И все они категорически не правы. Им просто не дано прозреть сквозь непроницаемый кожух наружной черствости и разглядеть глубины моей чуткой и компассионарной души.
Каковая, несомненно, во мне трепещет и пламенеет – чему свидетельством хотя бы вот эта история.

Я торопился, ибо опаздывал на деловую встречу, где намерен был:
(i) выгодно продать кое-какие чужие святыни (как национальные, так и общечеловеческие);
(ii)  окончательно разорить российскую деревню (не одну деревеньку, разумеется, а в широком смысле);
(iii) надругаться над останками культуры, а равно
(iv) обречь еще мильонов пять-десять соотечественников на пьянство и ничтожество.

Поскольку я спешил, мне пришлось зарулить на какую-то абсолютно левую автомойку на окраине города: искать фирменную было некогда, а мой «железный костюм» требовал приведения в порядок после праздных и порочных гуляний по виллам и гасиендам моих приятелей (естественно - таких же безнравственных, бессердечных и зажравшихся подонков, как я… ну ладно - почти таких же).

Мойка оказалась самая что ни на есть задрипанная. Обшарпанные, лишаистые стены; по всему полу – лужи: мрачные, мутные и грязно-радужные, как опиатические надежды закоренелого героинщика; старенький «кархер», смотревшийся столь же непристойно, как звучит; сомнительной трезвости персонал.

 Персонала было два человека.
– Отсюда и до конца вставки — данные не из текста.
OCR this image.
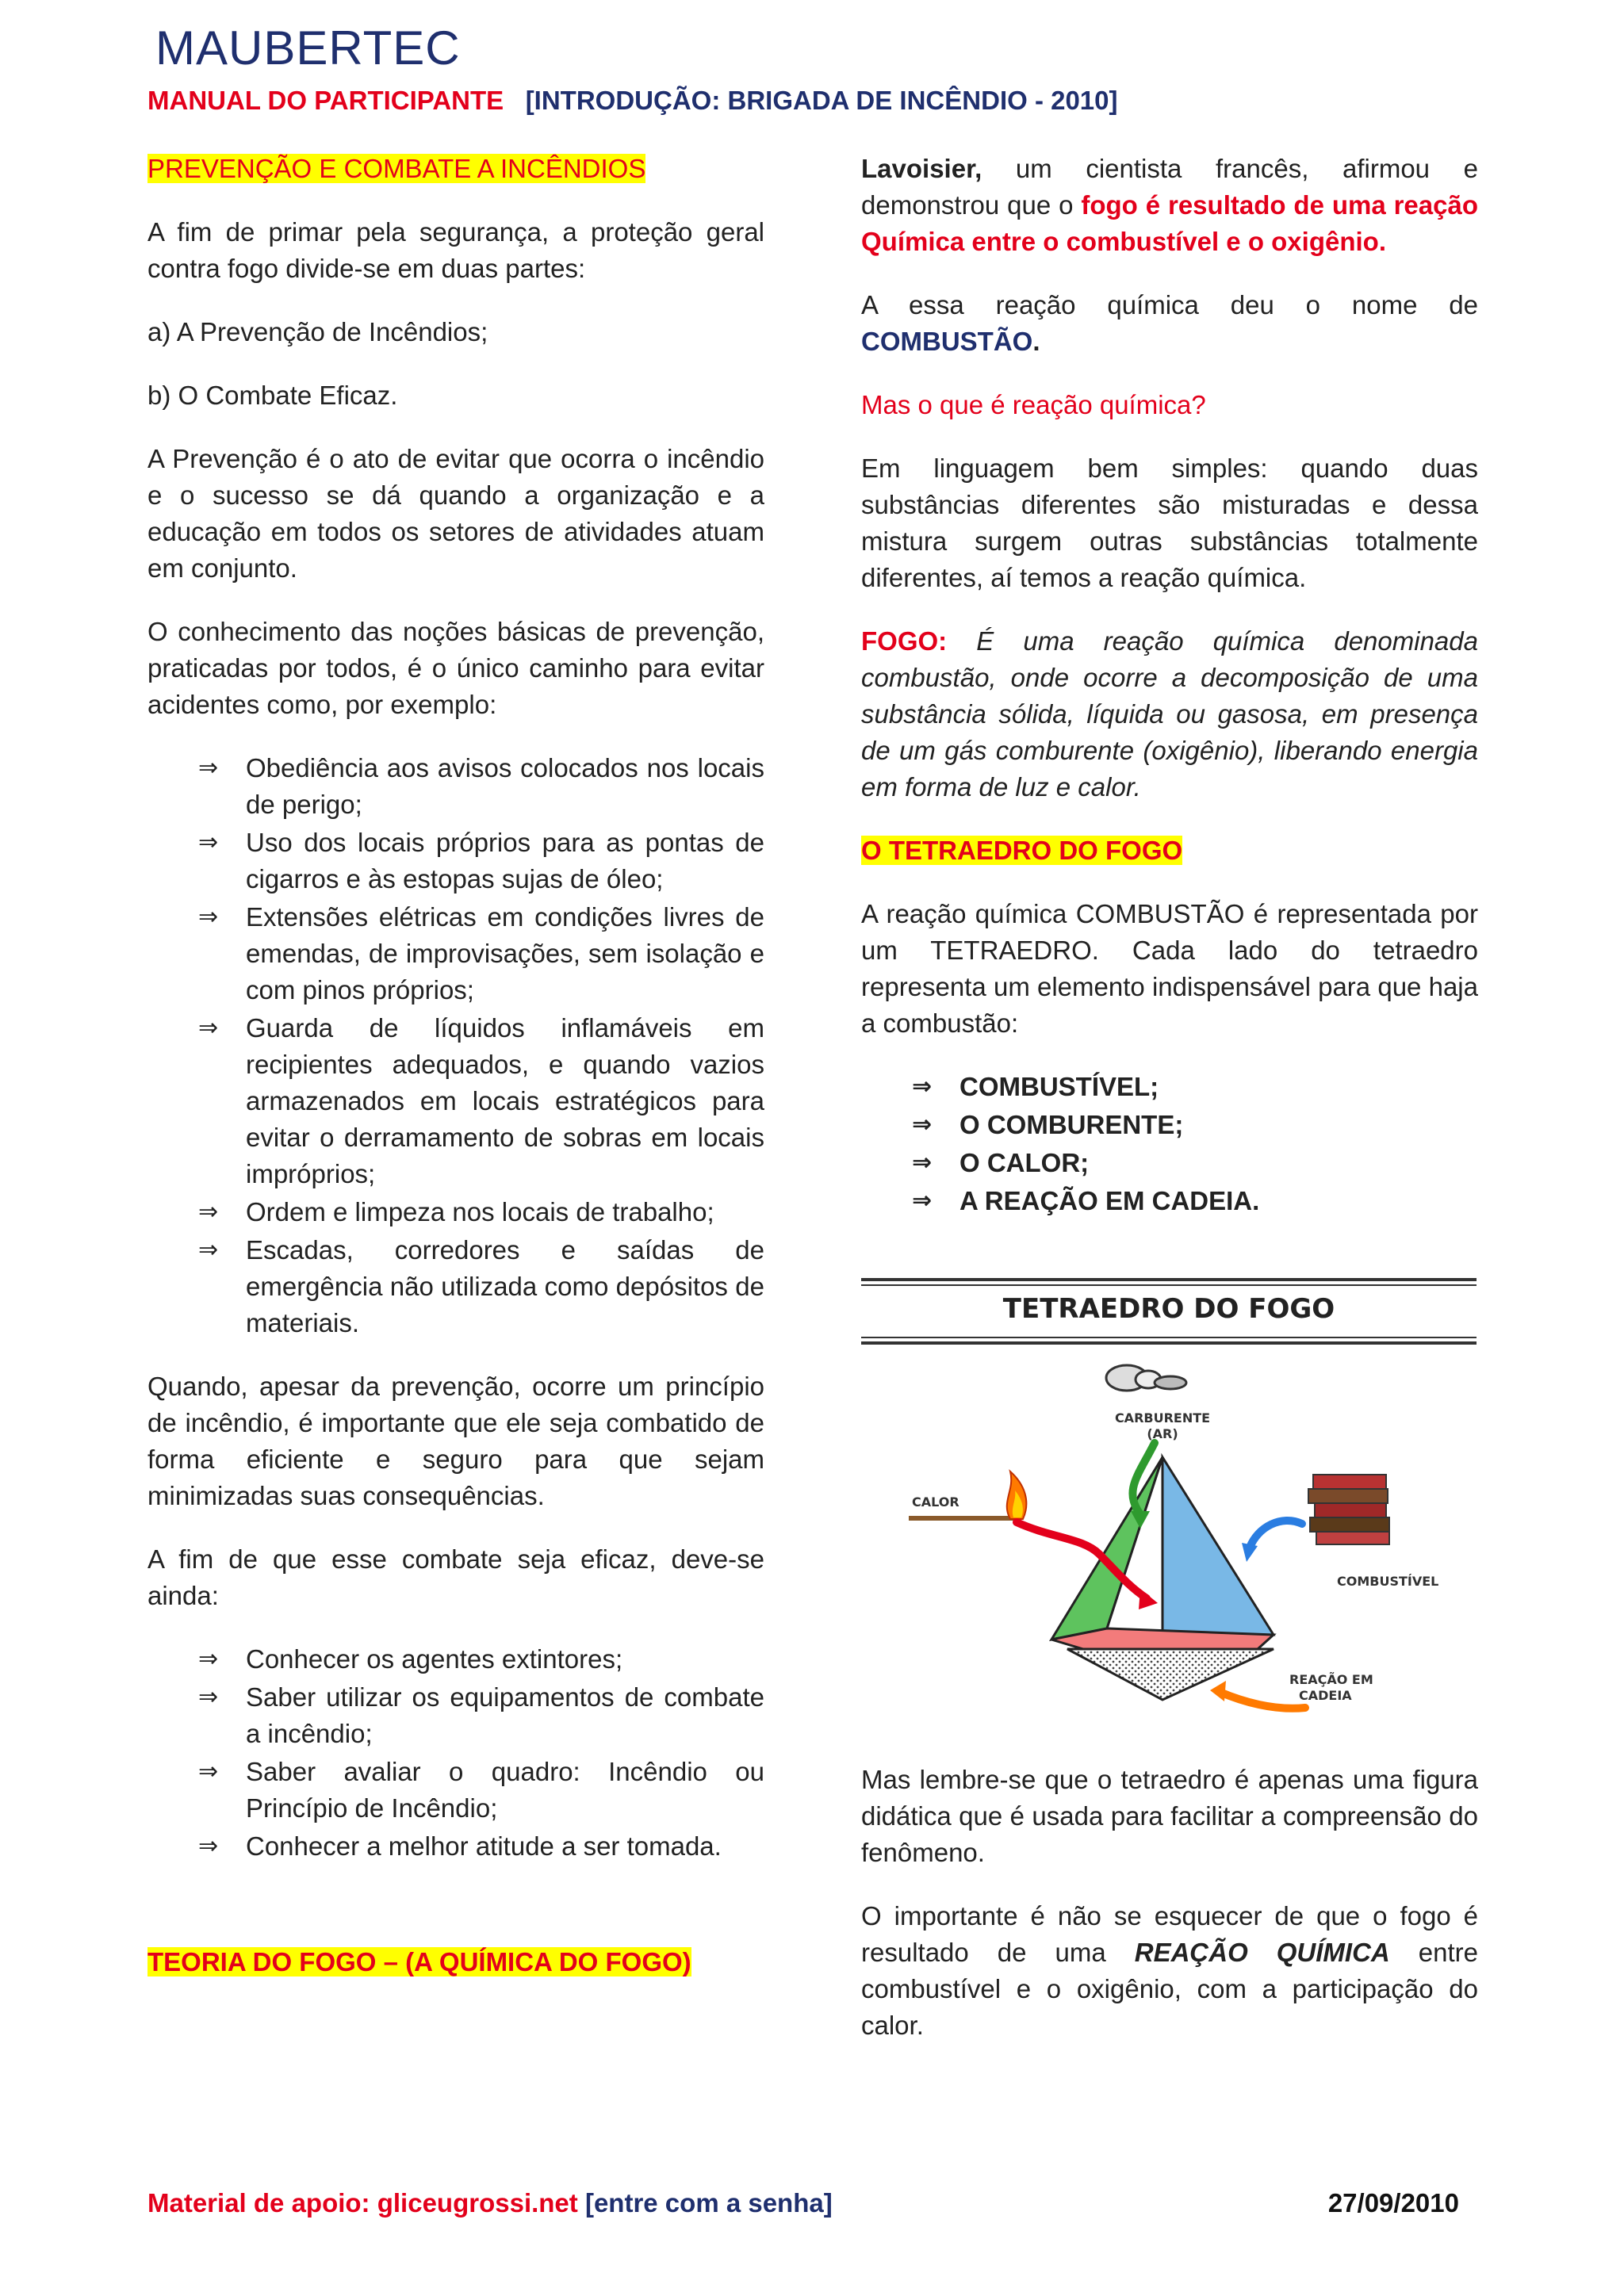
MAUBERTEC
MANUAL DO PARTICIPANTE [INTRODUÇÃO: BRIGADA DE INCÊNDIO - 2010]

PREVENÇÃO E COMBATE A INCÊNDIOS

A fim de primar pela segurança, a proteção geral contra fogo divide-se em duas partes:

a) A Prevenção de Incêndios;

b) O Combate Eficaz.

A Prevenção é o ato de evitar que ocorra o incêndio e o sucesso se dá quando a organização e a educação em todos os setores de atividades atuam em conjunto.

O conhecimento das noções básicas de prevenção, praticadas por todos, é o único caminho para evitar acidentes como, por exemplo:

⇒ Obediência aos avisos colocados nos locais de perigo;
⇒ Uso dos locais próprios para as pontas de cigarros e às estopas sujas de óleo;
⇒ Extensões elétricas em condições livres de emendas, de improvisações, sem isolação e com pinos próprios;
⇒ Guarda de líquidos inflamáveis em recipientes adequados, e quando vazios armazenados em locais estratégicos para evitar o derramamento de sobras em locais impróprios;
⇒ Ordem e limpeza nos locais de trabalho;
⇒ Escadas, corredores e saídas de emergência não utilizada como depósitos de materiais.

Quando, apesar da prevenção, ocorre um princípio de incêndio, é importante que ele seja combatido de forma eficiente e seguro para que sejam minimizadas suas consequências.

A fim de que esse combate seja eficaz, deve-se ainda:

⇒ Conhecer os agentes extintores;
⇒ Saber utilizar os equipamentos de combate a incêndio;
⇒ Saber avaliar o quadro: Incêndio ou Princípio de Incêndio;
⇒ Conhecer a melhor atitude a ser tomada.

TEORIA DO FOGO – (A QUÍMICA DO FOGO)

Lavoisier, um cientista francês, afirmou e demonstrou que o fogo é resultado de uma reação Química entre o combustível e o oxigênio.

A essa reação química deu o nome de COMBUSTÃO.

Mas o que é reação química?

Em linguagem bem simples: quando duas substâncias diferentes são misturadas e dessa mistura surgem outras substâncias totalmente diferentes, aí temos a reação química.

FOGO: É uma reação química denominada combustão, onde ocorre a decomposição de uma substância sólida, líquida ou gasosa, em presença de um gás comburente (oxigênio), liberando energia em forma de luz e calor.

O TETRAEDRO DO FOGO

A reação química COMBUSTÃO é representada por um TETRAEDRO. Cada lado do tetraedro representa um elemento indispensável para que haja a combustão:

⇒ COMBUSTÍVEL;
⇒ O COMBURENTE;
⇒ O CALOR;
⇒ A REAÇÃO EM CADEIA.
TETRAEDRO DO FOGO
CARBURENTE
(AR)
CALOR
COMBUSTÍVEL
REAÇÃO EM
CADEIA

Mas lembre-se que o tetraedro é apenas uma figura didática que é usada para facilitar a compreensão do fenômeno.

O importante é não se esquecer de que o fogo é resultado de uma REAÇÃO QUÍMICA entre combustível e o oxigênio, com a participação do calor.

Material de apoio: gliceugrossi.net [entre com a senha]	27/09/2010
Один курил, плюясь ошметками своей «примы». Другой – поливал моего «Туарега» из шланга, лицом выражая чувства тюремного надзирателя, подвергающего санитарной обработке вновь прибывших заключенных.
Он явно жалел, что в его руках – не пескоструйный аппарат. А лучше – огнемет. Он с остервенением тыкал соплом своего девайса в нежную, благородную шкурку моего колесатого одра.  Он ненавидел мою машину. Ненавидел так же сильно, как я – люблю ее. Соответственно, я ненавидел его, ненавидящего мою ненаглядную машину. «Единая царапина – и его скальп будет пожертвован великому Маниту, по законам всех туарегов!»
Хотя... нет: туареги - это не трускароры, это с другого даже континента. Скорее - Аллаху... Да ладно: единая царапина - и на ворота скальп вывешу, а там уж - кто подберет!

Но внезапно я узнал этого мужчину. Да, он сильно изменился. Отощал, осунулся, опустился. Однако, это был он: я помнил его еще по восьмидесятым. В каком-то роде – мой коллега. Писатель, публицист, член союза. Вел рубрику в центральной газете «Советская Россия». Автор целого ряда художественных произведений крупного формата и патриотическо-воспитательного характера. «Березка на окраине Герата». «Елка в Гаване». «В Хошимине бузина».  А также – моя любимая… Не помню, как называется, но врезалась в память одна фраза: «Армия – это место, где мальчики перестают быть мальчиками!»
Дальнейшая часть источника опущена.